À ses côtés, Bill Chisholm est apparu plutôt tendu, conscient de l’ampleur du choc pour les supporters des Celtics. Propriétaire principal depuis moins d’un an, il a expliqué avoir fait confiance à Brad Stevens et à son front office, même si le départ de Jaylen Brown l’a lui-même surpris.
« Il fallait vraiment faire confiance à notre processus. Je pense qu’on a le meilleur front office de la NBA. Ils ont fait leur travail et sont arrivés à la conclusion que c’était la meilleure façon pour nous de gagner », a-t-il déclaré. « Notre mission, c’est de gagner. Brad et son équipe nous ont présenté une recommandation, en nous disant que c’était ainsi qu’on allait gagner. J’ai eu la même réaction que beaucoup de gens : waouh. Le fan en moi a trouvé ça vraiment difficile. Mais ils m’ont convaincu que c’était la meilleure façon pour nous de gagner. »
Pas une question personnelle
Brad Stevens a aussi tenu à répondre à un autre point sensible : la relation entre lui et Jaylen Brown.
L’ailier a laissé entendre que le discours des Celtics avait évolué au fil du temps, mais le dirigeant assure de son côté que les échanges ont été réguliers et francs.
« Nous avons eu plusieurs discussions. S’il ressent les choses ainsi, alors j’en suis désolé. Sincèrement. C’est une personne importante dans nos vies à tous, et certainement dans la mienne », a-t-il expliqué. « Nous avons eu de nombreuses discussions franches, que ce soit pour qu’il reste ou pour qu’il parte ailleurs. Lui, et au moins son agent, étaient au courant des équipes qui manifestaient ne serait-ce qu’un intérêt superficiel. Donc cela a été communiqué, ou du moins essayé du mieux possible. »
La suite dira si Brad Stevens avait raison de sacrifier Jaylen Brown au nom d’une flexibilité financière relative. Mais une chose est sûre : pour Boston, le pari est immense. Sportivement, émotionnellement, et symboliquement.

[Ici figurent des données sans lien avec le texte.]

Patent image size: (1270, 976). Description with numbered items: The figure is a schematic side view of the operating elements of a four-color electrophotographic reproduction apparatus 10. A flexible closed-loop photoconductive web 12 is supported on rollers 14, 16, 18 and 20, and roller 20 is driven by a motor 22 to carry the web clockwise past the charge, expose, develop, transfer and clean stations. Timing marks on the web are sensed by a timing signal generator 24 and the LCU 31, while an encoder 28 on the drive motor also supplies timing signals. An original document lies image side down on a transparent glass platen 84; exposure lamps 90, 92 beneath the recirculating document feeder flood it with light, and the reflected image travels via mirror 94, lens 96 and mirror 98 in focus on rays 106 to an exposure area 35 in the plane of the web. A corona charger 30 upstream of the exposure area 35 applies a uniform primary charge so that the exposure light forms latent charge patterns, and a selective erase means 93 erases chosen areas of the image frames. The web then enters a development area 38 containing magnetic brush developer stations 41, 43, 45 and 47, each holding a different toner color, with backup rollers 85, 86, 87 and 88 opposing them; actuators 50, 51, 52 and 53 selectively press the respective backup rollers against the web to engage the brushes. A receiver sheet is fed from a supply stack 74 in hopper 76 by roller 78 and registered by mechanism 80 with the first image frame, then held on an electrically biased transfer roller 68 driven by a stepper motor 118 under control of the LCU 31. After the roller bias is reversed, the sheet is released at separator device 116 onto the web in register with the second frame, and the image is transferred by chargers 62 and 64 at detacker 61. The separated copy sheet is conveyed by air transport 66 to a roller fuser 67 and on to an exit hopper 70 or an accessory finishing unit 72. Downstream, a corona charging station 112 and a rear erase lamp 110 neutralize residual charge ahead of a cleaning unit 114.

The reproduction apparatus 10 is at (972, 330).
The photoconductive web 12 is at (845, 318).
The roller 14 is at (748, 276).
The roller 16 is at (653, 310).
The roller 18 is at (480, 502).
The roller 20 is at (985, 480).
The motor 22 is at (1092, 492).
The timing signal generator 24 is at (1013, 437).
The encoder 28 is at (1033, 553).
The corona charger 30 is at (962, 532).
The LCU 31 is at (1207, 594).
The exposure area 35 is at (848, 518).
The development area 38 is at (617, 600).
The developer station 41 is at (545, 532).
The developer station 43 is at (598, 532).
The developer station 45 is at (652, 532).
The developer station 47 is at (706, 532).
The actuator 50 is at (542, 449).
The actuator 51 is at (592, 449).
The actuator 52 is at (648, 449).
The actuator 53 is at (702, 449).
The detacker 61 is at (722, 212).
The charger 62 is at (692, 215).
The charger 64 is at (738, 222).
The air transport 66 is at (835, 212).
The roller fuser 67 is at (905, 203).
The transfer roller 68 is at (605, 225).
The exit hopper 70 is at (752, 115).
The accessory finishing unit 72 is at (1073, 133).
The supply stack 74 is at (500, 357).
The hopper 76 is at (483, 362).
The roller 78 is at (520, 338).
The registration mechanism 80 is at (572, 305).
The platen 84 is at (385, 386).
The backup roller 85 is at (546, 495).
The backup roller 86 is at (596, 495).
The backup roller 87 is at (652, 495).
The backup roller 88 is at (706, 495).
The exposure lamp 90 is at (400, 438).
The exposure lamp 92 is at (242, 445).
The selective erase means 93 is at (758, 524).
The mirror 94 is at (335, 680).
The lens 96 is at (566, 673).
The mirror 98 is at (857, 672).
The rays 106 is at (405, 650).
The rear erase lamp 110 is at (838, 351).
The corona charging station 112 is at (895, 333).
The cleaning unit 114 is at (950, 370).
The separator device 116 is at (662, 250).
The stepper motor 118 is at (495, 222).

| Jaylen Brown | Pourcentage | Rebonds | |||||||||||||
|---|---|---|---|---|---|---|---|---|---|---|---|---|---|---|---|
| Saison | Equipe | MJ | Min | Tirs | 3pts | LF | Off | Def | Tot | Pd | Fte | Int | Bp | Ct | Pts |
| 2016-17 | BOS | 78 | 17:25 | 45.4 | 34.1 | 68.5 | 0.6 | 2.2 | 2.8 | 0.8 | 1.8 | 0.4 | 0.9 | 0.2 | 6.6 |
| 2017-18 | BOS | 70 | 30:45 | 46.5 | 39.5 | 64.4 | 0.9 | 4.0 | 4.9 | 1.6 | 2.6 | 1.0 | 1.8 | 0.4 | 14.5 |
| 2018-19 | BOS | 74 | 25:51 | 46.5 | 34.4 | 65.8 | 0.9 | 3.4 | 4.2 | 1.4 | 2.5 | 0.9 | 1.3 | 0.4 | 13.0 |
| 2019-20 | BOS | 57 | 33:56 | 48.1 | 38.2 | 72.4 | 1.1 | 5.3 | 6.4 | 2.1 | 2.9 | 1.1 | 2.2 | 0.4 | 20.3 |
| 2020-21 | BOS | 58 | 34:28 | 48.4 | 39.7 | 76.4 | 1.2 | 4.8 | 6.0 | 3.4 | 2.9 | 1.2 | 2.7 | 0.6 | 24.7 |
| 2021-22 | BOS | 66 | 33:38 | 47.3 | 35.8 | 75.8 | 0.8 | 5.3 | 6.1 | 3.5 | 2.5 | 1.1 | 2.7 | 0.3 | 23.6 |
| 2022-23 | BOS | 67 | 35:54 | 49.1 | 33.5 | 76.5 | 1.2 | 5.7 | 6.9 | 3.5 | 2.6 | 1.1 | 2.9 | 0.4 | 26.6 |
| 2023-24 | BOS | 70 | 33:28 | 49.9 | 35.4 | 70.3 | 1.2 | 4.3 | 5.5 | 3.6 | 2.6 | 1.2 | 2.4 | 0.5 | 23.0 |
| 2024-25 | BOS | 63 | 34:15 | 46.3 | 32.4 | 76.4 | 1.3 | 4.5 | 5.8 | 4.5 | 2.4 | 1.2 | 2.6 | 0.3 | 22.2 |
| 2025-26 | BOS | 71 | 34:25 | 47.7 | 34.7 | 79.5 | 1.1 | 5.8 | 6.9 | 5.1 | 2.7 | 1.0 | 3.6 | 0.4 | 28.7 |
Comment lire les stats ? MJ = matches joués ; Min = Minutes ; Tirs = Tirs réussis / Tirs tentés ; 3pts = 3-points / 3-points tentés ; LF = lancers-francs réussis / lancers-francs tentés ; Off = rebond offensif ; Def= rebond défensif ; Tot = Total des rebonds ; Pd = passes décisives ; Fte : Fautes personnelles ; Int = Interceptions ; Bp = Balles perdues ; Ct : Contres ; Pts = Points.